Focus on your content first...
From those key metrics, you will get some immediate insight into what posts people are engaging with the best. This is often different for promoted versus organic posts: what your followers like might not be what new people engage with, at least initially. What works best for each group: rough-and-ready or professional looking content, images or video, behind the scenes or finished product, talking to camera or more abstract?
From what I’ve seen, using data to refine what you’re posting about can yield much greater and more immediate improvements in ad performance than focusing on refining other things (like target audiences). I don’t know why, but this often seems to go overlooked.
For the best results you need to try out multiple posts over a longer period of time (Joshua has previously written about the benefits of a longer-term approach). We’ve talked before about often being surprised by what gets people interested and engaged - so go with a process of trial and error, and throw in some random stuff that you might not usually promote.
… and then think about other things
Looking at the results on individual posts can be informative (certainly for evaluating content) but beware of focusing too much on an immediate uplift in followers. You need to think longer term, about the marketing funnel. People don’t become your most loyal followers, listeners or customers overnight. You need to entice them first, then keep re-engaging them and developing their interest.

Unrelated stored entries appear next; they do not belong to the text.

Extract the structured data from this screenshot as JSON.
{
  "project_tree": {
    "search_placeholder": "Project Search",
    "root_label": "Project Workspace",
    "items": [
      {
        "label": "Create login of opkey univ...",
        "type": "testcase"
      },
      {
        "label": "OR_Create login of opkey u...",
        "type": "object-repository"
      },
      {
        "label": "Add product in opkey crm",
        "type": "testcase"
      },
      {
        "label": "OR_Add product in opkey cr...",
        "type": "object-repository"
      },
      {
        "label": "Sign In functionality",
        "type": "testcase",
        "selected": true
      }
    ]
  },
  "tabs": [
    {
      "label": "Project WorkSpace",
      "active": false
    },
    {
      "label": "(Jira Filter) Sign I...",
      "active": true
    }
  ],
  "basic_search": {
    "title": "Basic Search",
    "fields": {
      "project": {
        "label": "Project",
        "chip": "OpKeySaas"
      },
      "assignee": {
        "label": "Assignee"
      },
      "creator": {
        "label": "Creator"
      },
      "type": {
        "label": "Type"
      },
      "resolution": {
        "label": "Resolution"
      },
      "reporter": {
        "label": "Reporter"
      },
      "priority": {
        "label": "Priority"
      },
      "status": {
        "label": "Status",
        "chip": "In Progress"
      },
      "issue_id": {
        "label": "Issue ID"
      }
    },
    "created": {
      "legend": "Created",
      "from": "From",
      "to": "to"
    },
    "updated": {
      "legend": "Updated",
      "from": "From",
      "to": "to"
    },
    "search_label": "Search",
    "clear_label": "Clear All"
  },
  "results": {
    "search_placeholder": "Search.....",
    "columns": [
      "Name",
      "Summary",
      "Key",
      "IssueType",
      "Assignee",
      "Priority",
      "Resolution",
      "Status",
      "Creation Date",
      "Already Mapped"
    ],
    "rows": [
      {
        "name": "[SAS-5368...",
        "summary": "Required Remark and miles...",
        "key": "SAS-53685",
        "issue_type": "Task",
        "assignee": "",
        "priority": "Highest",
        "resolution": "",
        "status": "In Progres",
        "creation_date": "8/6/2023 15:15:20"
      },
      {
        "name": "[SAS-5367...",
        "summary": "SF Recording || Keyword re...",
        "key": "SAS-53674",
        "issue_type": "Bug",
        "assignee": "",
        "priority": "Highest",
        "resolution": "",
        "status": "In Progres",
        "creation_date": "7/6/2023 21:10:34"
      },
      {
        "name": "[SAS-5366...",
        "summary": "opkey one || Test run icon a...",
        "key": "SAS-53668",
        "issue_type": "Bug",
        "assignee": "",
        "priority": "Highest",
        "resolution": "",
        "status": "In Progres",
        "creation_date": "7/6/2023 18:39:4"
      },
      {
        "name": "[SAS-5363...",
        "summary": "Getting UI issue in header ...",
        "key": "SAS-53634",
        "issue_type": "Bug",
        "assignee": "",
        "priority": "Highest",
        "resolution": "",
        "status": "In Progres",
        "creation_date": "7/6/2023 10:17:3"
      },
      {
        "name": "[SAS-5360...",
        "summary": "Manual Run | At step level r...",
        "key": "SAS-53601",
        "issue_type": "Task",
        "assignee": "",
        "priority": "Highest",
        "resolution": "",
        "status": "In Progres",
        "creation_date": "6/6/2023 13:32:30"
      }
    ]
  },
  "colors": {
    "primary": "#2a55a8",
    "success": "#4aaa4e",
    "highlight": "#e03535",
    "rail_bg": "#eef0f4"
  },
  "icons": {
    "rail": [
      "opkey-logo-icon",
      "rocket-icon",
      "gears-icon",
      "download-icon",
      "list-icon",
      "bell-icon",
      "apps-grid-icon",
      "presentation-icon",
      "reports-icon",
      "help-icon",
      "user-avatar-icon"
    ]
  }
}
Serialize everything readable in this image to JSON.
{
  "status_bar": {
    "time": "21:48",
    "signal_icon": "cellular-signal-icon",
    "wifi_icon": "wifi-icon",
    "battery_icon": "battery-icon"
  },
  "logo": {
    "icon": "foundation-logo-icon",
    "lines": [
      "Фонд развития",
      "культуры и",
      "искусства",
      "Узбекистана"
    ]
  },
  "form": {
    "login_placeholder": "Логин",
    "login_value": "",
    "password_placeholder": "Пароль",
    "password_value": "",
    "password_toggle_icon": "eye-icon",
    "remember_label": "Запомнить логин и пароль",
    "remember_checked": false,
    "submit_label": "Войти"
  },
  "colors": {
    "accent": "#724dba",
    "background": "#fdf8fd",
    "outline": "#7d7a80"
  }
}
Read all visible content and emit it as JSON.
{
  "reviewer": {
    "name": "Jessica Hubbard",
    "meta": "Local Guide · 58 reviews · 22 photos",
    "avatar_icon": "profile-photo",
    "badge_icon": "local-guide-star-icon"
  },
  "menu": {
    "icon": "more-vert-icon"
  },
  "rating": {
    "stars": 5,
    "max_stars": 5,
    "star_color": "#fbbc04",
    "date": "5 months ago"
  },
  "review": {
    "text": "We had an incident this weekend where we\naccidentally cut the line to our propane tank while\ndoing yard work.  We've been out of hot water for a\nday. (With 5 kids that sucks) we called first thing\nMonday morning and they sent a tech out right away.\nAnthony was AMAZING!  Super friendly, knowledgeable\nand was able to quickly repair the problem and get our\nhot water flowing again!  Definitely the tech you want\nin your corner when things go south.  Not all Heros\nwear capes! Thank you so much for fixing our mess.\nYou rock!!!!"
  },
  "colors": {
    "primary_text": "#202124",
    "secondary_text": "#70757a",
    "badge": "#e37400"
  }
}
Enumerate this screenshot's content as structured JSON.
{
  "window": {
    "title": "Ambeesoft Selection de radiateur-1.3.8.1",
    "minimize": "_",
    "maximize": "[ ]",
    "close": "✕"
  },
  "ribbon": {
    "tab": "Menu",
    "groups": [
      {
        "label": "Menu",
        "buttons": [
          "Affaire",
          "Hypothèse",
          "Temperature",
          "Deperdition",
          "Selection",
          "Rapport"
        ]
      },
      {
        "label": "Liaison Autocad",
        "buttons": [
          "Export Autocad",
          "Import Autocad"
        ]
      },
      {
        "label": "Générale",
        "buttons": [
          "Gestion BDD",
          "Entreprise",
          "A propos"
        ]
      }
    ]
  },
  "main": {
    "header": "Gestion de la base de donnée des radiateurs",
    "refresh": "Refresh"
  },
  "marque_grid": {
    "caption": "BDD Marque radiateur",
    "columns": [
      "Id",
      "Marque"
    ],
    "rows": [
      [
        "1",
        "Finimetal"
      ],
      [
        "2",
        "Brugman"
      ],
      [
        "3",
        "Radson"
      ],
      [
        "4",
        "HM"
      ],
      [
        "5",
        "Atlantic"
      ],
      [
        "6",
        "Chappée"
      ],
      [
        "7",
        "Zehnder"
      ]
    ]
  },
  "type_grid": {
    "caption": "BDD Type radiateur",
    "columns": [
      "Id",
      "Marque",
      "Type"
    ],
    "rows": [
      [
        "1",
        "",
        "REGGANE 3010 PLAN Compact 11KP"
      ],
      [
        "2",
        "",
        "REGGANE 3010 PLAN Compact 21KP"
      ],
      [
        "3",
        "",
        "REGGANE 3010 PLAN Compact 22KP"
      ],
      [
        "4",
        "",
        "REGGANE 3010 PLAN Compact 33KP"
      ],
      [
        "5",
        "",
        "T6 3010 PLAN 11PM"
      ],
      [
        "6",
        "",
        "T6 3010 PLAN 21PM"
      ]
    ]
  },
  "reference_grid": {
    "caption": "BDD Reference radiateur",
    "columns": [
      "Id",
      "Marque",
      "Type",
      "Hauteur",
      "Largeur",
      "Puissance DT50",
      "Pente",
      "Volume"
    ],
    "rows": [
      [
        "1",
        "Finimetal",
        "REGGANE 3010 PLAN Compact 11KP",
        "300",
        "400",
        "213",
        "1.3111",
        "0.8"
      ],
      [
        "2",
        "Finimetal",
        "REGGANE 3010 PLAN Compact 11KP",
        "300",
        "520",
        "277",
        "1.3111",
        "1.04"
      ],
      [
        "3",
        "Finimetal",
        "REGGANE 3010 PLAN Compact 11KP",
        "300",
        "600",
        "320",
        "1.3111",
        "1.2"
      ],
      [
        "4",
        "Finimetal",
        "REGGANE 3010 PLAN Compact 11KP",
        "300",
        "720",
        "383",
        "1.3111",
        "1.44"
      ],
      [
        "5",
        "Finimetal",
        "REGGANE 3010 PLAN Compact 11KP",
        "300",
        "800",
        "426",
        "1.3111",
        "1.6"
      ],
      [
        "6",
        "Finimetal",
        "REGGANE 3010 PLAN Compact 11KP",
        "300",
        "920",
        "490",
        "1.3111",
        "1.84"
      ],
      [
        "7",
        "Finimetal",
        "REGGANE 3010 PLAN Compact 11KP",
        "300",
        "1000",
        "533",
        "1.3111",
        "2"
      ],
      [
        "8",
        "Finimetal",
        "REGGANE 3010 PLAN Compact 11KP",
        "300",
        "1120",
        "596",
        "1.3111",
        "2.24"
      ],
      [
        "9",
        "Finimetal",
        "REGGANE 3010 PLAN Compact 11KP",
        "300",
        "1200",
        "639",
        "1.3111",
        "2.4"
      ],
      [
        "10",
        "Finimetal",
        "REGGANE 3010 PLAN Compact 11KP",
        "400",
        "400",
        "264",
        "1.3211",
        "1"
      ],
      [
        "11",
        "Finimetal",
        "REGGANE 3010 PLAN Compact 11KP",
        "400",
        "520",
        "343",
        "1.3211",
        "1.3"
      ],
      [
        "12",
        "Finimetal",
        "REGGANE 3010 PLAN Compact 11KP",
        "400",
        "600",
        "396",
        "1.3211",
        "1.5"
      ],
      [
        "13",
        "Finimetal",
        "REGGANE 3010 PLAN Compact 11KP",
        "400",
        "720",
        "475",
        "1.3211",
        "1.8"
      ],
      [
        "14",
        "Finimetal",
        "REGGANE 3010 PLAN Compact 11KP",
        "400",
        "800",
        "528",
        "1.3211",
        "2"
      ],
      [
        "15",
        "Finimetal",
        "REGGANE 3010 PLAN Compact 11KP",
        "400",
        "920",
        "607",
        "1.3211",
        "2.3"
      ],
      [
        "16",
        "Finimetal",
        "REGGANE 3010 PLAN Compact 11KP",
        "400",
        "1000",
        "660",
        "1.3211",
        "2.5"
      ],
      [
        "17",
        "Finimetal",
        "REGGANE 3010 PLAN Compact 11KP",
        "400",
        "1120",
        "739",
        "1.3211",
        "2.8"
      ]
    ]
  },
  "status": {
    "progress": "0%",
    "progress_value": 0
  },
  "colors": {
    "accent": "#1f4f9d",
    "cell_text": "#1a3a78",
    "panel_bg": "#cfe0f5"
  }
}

So look for trends over time. Has your follower trend started increasing more now you’re spending on digital ads (over the longer term, not just a few days or a couple of weeks? If you’ve been directing people to Spotify, what is the trend in followers and listeners?
You can also break things down by audience segment. Is it getting easier or harder to entice new people? Is your retargeting audience (people who have engaged with you in the past) growing, and how are people within this audience engaging? If the engagement rate is going down, you may have to think about adjusting which new people you’re reaching.
There’s a tradeoff between more specific targeting with a higher cost of your ads. The more specific targeting, the smaller the audience, and the more it will cost you to get results. That said, perhaps that audience is a “higher quality” audience more likely to become loyal fans or customers. Drilling down into how people are behaving once they’ve clicked your ad (listeners on Spotify, or purchases on your website) can help shed some light on the cost vs quality argument. Again Facebook pixels can be useful here.
Our approach at Feed
We started building Feed with these principles in mind - understanding that people want access to great social media advertising without having to devote a huge amount of their time to marketing.
For the beta version, we wanted Feed to:
Give users straightforward ad results, easy to interpret at a glance… but allowing them to delve into the details, if they want to.
Automatically set up the marketing funnel by creating audiences (including a retargeting audience).
Give feedback on both organic performance from paid performance.
Allow users to track audience growth not just on Facebook and Instagram, but across other social media and streaming platforms.
The feedback from Feed users so far has been great. Having access even to straightforward (but easy to interpret) data changes the way people post to better suit their audience, and empowers them to make better decisions when it comes to digital marketing.
Taking care of basic principles like the marketing funnel and giving users the results that matter has proved valuable: on average, Feed generates 4x the results (in terms of engagements, clicks etc.) for a given budget than achieved by Feed users previously.